Kasperi Kropsu: Helsinki ist heutzutage so grau. Die Schaufenster sind modern und minimalistisch, die Autos farblos. An den Straßenecken stehen Elektroroller. Das Image einiger der erfolgreichsten finnischen Marken besteht darin, farbenfroh und fröhlich zu sein, doch davon sieht man an den Fassaden der Läden nichts mehr. Das ist aber nicht nur ein Problem in Helsinki, sondern überall auf der Welt. Gute Fotos werden so immer seltener. Man muss auch einiges weglassen, um die Fotos zeitlos wirken zu lassen. Es braucht ganz schön Geduld, dafür durch die Straßen zu streifen. Aber ich finde es trotzdem wichtig, seine Heimat zu dokumentieren. Wie schwierig es in Helsinki ist, gute Fotos zu machen, wurde mir aber erst in Paris bewusst. Es ist unglaublich, wie viel einfacher das Fotografieren dort ist. So viele Farben und Formen, Menschen, die sich so kleiden, dass man sie auf seinen Fotos festhalten möchte!
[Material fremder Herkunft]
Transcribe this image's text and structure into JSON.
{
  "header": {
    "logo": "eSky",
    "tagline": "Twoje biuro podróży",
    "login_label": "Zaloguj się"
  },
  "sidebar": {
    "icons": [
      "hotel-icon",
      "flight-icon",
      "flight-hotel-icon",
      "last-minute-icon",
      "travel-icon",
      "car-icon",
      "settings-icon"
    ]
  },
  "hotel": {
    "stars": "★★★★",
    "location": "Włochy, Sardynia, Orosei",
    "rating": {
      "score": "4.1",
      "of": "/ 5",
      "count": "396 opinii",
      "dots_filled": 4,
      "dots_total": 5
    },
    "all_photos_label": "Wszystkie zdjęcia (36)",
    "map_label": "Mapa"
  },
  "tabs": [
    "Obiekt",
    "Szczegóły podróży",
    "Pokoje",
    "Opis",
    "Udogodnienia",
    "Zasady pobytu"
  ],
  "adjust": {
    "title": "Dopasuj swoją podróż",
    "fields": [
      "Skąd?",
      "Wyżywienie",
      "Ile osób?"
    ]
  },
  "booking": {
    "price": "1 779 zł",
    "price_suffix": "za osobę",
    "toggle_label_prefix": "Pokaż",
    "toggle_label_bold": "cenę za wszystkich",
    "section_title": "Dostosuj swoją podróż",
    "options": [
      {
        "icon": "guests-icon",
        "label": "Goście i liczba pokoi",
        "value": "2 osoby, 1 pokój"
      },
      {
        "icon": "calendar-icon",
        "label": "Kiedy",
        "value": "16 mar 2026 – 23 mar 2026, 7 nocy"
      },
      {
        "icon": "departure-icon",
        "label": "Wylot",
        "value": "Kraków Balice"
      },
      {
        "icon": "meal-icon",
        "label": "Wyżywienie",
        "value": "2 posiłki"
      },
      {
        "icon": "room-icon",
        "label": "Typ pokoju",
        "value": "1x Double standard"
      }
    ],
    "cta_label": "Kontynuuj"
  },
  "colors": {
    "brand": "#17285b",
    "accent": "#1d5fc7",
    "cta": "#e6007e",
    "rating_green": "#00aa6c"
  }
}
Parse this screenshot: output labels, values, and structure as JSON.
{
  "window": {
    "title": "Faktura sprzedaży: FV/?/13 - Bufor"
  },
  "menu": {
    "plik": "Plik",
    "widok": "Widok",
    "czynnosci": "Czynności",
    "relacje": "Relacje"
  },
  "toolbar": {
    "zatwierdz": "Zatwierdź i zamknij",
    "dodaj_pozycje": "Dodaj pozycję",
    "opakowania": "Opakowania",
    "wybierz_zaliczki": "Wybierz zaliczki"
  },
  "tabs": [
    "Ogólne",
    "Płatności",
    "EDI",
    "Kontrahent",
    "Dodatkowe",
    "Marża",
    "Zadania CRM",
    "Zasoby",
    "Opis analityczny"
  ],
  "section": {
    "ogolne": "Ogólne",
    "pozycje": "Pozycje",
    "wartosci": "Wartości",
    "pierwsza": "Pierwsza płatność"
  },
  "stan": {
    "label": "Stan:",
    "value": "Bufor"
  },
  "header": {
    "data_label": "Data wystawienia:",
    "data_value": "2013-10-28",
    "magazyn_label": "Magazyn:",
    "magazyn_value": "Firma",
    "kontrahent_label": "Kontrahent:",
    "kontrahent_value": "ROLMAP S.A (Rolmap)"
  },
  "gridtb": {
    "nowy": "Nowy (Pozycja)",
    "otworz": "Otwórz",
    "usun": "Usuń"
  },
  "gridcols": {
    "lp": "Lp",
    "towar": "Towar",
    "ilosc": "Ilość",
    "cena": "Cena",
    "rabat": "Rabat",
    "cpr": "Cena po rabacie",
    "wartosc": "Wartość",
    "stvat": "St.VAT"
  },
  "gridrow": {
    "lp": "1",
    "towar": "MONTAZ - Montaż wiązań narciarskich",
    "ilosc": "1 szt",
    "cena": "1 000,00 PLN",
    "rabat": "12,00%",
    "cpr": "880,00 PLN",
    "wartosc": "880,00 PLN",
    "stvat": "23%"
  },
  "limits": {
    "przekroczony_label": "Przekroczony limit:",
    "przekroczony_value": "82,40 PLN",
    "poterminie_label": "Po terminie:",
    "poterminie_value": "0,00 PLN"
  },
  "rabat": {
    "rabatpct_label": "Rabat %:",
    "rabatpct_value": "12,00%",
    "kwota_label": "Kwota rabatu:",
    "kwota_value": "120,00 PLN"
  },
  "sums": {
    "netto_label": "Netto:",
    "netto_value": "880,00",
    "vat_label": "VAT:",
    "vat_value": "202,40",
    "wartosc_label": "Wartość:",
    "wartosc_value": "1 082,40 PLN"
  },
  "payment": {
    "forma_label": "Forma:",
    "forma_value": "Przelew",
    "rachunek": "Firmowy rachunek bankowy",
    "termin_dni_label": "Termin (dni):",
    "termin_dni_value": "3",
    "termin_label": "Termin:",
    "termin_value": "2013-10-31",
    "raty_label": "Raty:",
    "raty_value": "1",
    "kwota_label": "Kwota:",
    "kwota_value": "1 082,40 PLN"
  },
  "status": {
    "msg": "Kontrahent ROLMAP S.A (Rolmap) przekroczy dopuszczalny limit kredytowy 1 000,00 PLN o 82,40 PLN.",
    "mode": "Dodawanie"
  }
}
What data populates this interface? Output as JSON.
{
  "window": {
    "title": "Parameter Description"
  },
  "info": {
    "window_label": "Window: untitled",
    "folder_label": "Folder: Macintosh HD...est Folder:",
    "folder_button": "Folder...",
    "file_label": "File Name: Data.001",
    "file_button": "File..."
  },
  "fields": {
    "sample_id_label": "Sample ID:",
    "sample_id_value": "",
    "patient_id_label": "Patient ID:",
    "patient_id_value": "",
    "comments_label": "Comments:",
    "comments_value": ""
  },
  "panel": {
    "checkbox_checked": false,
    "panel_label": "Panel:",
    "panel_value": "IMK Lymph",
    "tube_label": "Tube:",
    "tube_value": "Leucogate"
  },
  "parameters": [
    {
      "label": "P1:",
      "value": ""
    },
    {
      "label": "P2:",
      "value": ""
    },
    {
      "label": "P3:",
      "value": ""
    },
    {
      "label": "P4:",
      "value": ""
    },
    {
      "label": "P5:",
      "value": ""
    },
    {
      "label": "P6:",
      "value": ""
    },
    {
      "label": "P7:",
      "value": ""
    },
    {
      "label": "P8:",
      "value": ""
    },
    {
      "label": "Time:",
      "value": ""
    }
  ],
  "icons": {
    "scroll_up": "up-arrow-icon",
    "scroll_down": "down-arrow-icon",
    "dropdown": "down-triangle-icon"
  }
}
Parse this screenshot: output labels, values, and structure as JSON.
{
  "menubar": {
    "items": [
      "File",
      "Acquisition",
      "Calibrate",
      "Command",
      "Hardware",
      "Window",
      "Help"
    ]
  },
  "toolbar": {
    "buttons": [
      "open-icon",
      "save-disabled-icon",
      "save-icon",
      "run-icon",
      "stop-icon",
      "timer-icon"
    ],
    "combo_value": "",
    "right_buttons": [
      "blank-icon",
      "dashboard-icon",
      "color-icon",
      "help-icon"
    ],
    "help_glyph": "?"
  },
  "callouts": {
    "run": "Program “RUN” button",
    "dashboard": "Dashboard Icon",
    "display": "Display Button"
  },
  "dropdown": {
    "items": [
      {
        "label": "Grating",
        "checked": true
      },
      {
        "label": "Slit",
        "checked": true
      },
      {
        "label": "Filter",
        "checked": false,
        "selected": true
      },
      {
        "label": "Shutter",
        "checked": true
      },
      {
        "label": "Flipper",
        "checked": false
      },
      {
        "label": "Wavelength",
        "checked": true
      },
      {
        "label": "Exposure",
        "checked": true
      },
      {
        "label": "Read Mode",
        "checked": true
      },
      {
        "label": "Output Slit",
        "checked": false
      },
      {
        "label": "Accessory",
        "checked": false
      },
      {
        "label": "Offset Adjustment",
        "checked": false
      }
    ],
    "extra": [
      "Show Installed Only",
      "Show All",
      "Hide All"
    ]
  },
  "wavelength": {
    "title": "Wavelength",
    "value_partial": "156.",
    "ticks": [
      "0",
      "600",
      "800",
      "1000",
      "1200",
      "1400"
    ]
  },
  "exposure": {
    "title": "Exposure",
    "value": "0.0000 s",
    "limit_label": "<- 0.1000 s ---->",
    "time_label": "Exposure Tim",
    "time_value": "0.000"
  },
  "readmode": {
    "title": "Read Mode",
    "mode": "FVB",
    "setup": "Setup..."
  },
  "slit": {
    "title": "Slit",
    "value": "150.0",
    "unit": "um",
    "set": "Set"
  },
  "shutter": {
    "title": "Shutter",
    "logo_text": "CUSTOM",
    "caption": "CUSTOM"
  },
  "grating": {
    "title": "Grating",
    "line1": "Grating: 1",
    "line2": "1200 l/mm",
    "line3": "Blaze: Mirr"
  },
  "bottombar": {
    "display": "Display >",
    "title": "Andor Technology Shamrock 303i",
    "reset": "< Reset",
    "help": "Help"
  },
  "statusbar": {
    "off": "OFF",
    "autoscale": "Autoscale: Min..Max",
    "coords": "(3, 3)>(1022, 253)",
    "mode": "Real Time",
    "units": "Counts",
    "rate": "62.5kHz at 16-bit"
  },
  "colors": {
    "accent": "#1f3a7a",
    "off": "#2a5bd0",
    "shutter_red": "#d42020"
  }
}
Es war toll, endlich die Bilder machen zu können, von denen ich schon immer geträumt habe. Das Fotografieren in Helsinki fühlt sich manchmal beinahe unmöglich an. Das ist frustrierend, denn Helsinki war in den Achtzigerjahren so schön. Mittlerweile wurden die meisten Farben abgewaschen und die schönen Neonschilder abmontiert – da ist kaum mehr etwas, das das Auge ablenken kann. Paris ist ein Beispiel dafür, wie man die Geschichte seiner Stadt wertschätzen und erhalten kann, das war einfach wunderschön.
FACES: Was ist nebst Paris deine Traumdestination für Straßenfotografie?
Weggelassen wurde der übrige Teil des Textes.